Neste momento, média do aumento das ppm do CO2, considerando um período de referência de dez anos, alcançou um máximo de 2,4 ppm por ano.

"Um aumento destes do dióxido de carbono em poucas décadas é extremamente raro", salientou Tans. "Por exemplo, quando a Terra saiu da última idade de gelo, o dióxido de carbono subiu cerca de 80 ppm, o que precisou de seis mil anos. Nós tivemos uma subida muito maior nas recentes décadas", disse.

Em termos comparativos, foram precisos apenas 42 anos, de 1979 to 2021, para aumentar o CO2 naquela mesma quantidade.

Segundo a Administração Oceânica e Atmosférica Nacional dos EUA, o motivo é complexo.

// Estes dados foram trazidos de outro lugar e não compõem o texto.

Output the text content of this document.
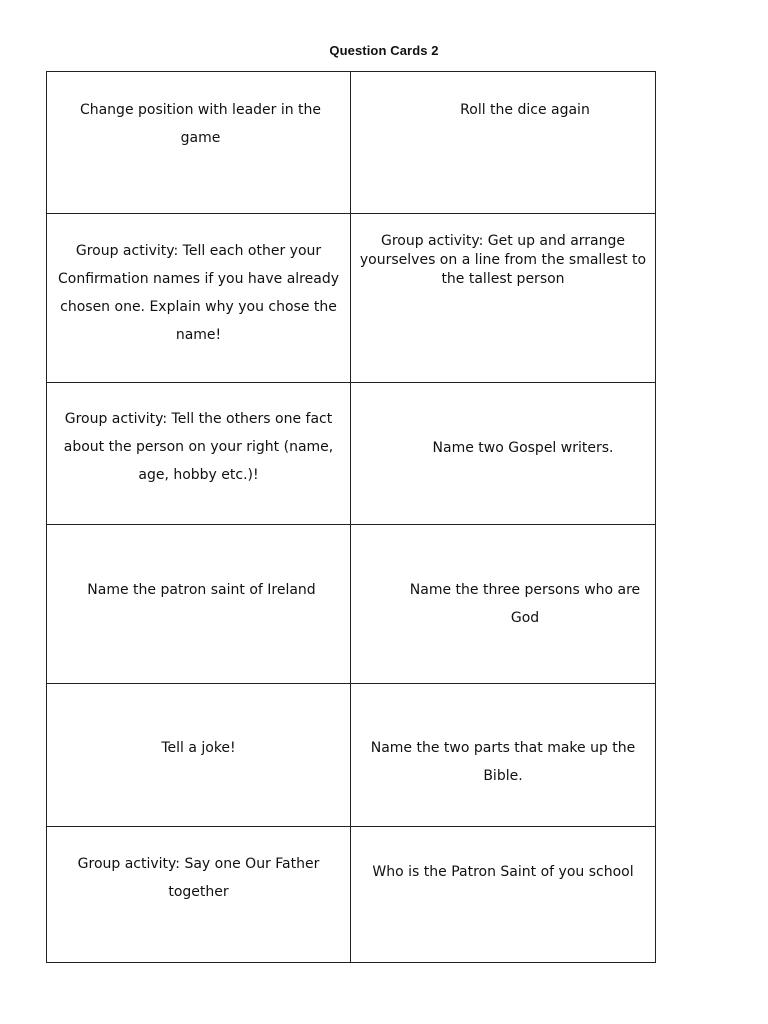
Question Cards 2
Change position with leader in the game	Roll the dice again

Group activity: Tell each other your Confirmation names if you have already chosen one. Explain why you chose the name!	Group activity: Get up and arrange yourselves on a line from the smallest to the tallest person

Group activity: Tell the others one fact about the person on your right (name, age, hobby etc.)!	Name two Gospel writers.

Name the patron saint of Ireland	Name the three persons who are God

Tell a joke!	Name the two parts that make up the Bible.

Group activity: Say one Our Father together	Who is the Patron Saint of you school
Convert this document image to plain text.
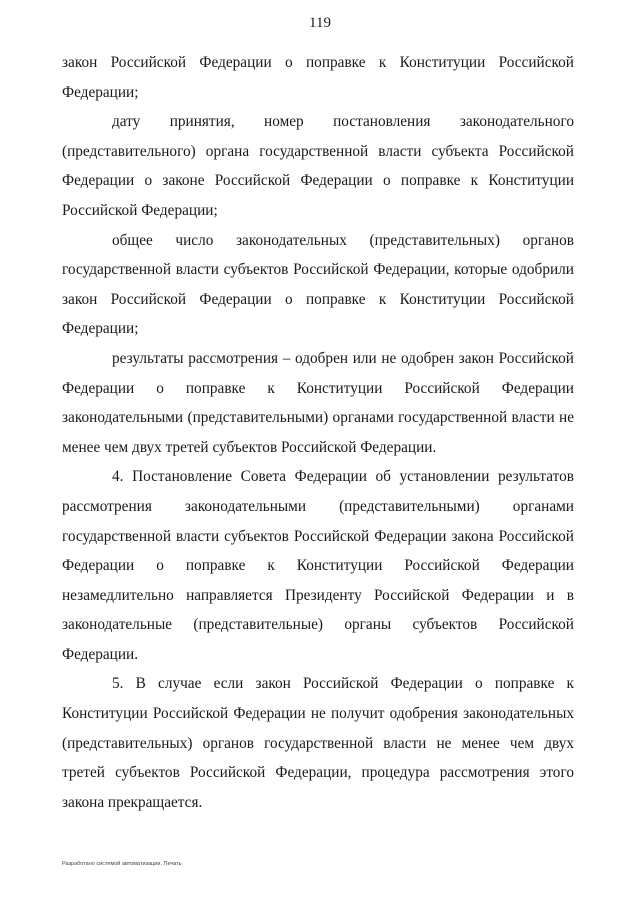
119

закон Российской Федерации о поправке к Конституции Российской Федерации;

дату принятия, номер постановления законодательного (представительного) органа государственной власти субъекта Российской Федерации о законе Российской Федерации о поправке к Конституции Российской Федерации;

общее число законодательных (представительных) органов государственной власти субъектов Российской Федерации, которые одобрили закон Российской Федерации о поправке к Конституции Российской Федерации;

результаты рассмотрения – одобрен или не одобрен закон Российской Федерации о поправке к Конституции Российской Федерации законодательными (представительными) органами государственной власти не менее чем двух третей субъектов Российской Федерации.

4. Постановление Совета Федерации об установлении результатов рассмотрения законодательными (представительными) органами государственной власти субъектов Российской Федерации закона Российской Федерации о поправке к Конституции Российской Федерации незамедлительно направляется Президенту Российской Федерации и в законодательные (представительные) органы субъектов Российской Федерации.

5. В случае если закон Российской Федерации о поправке к Конституции Российской Федерации не получит одобрения законодательных (представительных) органов государственной власти не менее чем двух третей субъектов Российской Федерации, процедура рассмотрения этого закона прекращается.

Разработано системой автоматизации. Печать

As emissões globais diminuíra cerca de 6,4 por cento em 2020, mas dada a variabilidade sazonal e natural, estas reduções não teriam um grande impacto no nível global de emissões de carbono. Mesmo tendo reduzido as emissões de gases de efeito de estufa, os incêndios florestais, por exemplo, libertam também dióxido de carbono para a atmosfera - talvez até numa taxa semelhante à redução das emissões do impacto da suspensão de atividades devido à pandemia.

"O controlo do CO2 atmosférico é feito a partir das emissões de combustíveis fósseis", explicou o geoquímico Ralph Keeling, cujo pai começou a colher dados no local de Mauna Loa, para a NOAA. "Mas ainda temos um longo caminho a percorrer para conter o aumento, visto que a cada ano mais CO2 se acumula na atmosfera".

"Precisamos de reduções muito maiores e mais sustentadas por mais tempo do que as paralisações devido à Covid-19 em 2020".
Para cumprir as metas dos acordos climáticos de Paris e manter o aumento da temperatura e cerca de 1,5°C, um relatório do Programa Ambiental das Nações Unidas concluiu que os países precisam de reduzir as suas emissões globais em 7,6 por cento a cada ano, durante a próxima década.

"O mundo está a aproximar-se do ponto onde a ultrapassagem dos objetivos de Paris e a entrada em uma zona climática perigosa se tornam inevitáveis", preveniu Michael Oppenheimer, climatólogo na Universidade de Princeton.

Os atuais níveis atmosféricos de CO2 são comparáveis ao período do Plioceno, há mais de quatro milhões de anos, quando a média de dióxido de carbono era cerca de 400 ppm, o nível do mar era mais alto do que agora, a temperatura média era sete graus Fahrenheit mais alta do que nos tempos pré-industriais, e segundo vários estudos, havia grandes florestas na regiãos do Ártico que agora são tundra.

Como mostram as medições de Mauna Loa, apesar do Acordo de Paris e de décadas de negociação, a comunidade internacional não está a ser capaz de reduzir significativamente, e muito menos de reverter, os aumentos anuais nos níveis de dióxido de carbono atmosférico .

"A solução está bem diante dos nossos olhos", rematou Tans. "A energia solar e eólica já são mais baratas do que os combustíveis fósseis e funcionam na escala necessária. Se agirmos de verdade em breve, ainda podemos evitar uma alteraçõa climática catastrófica".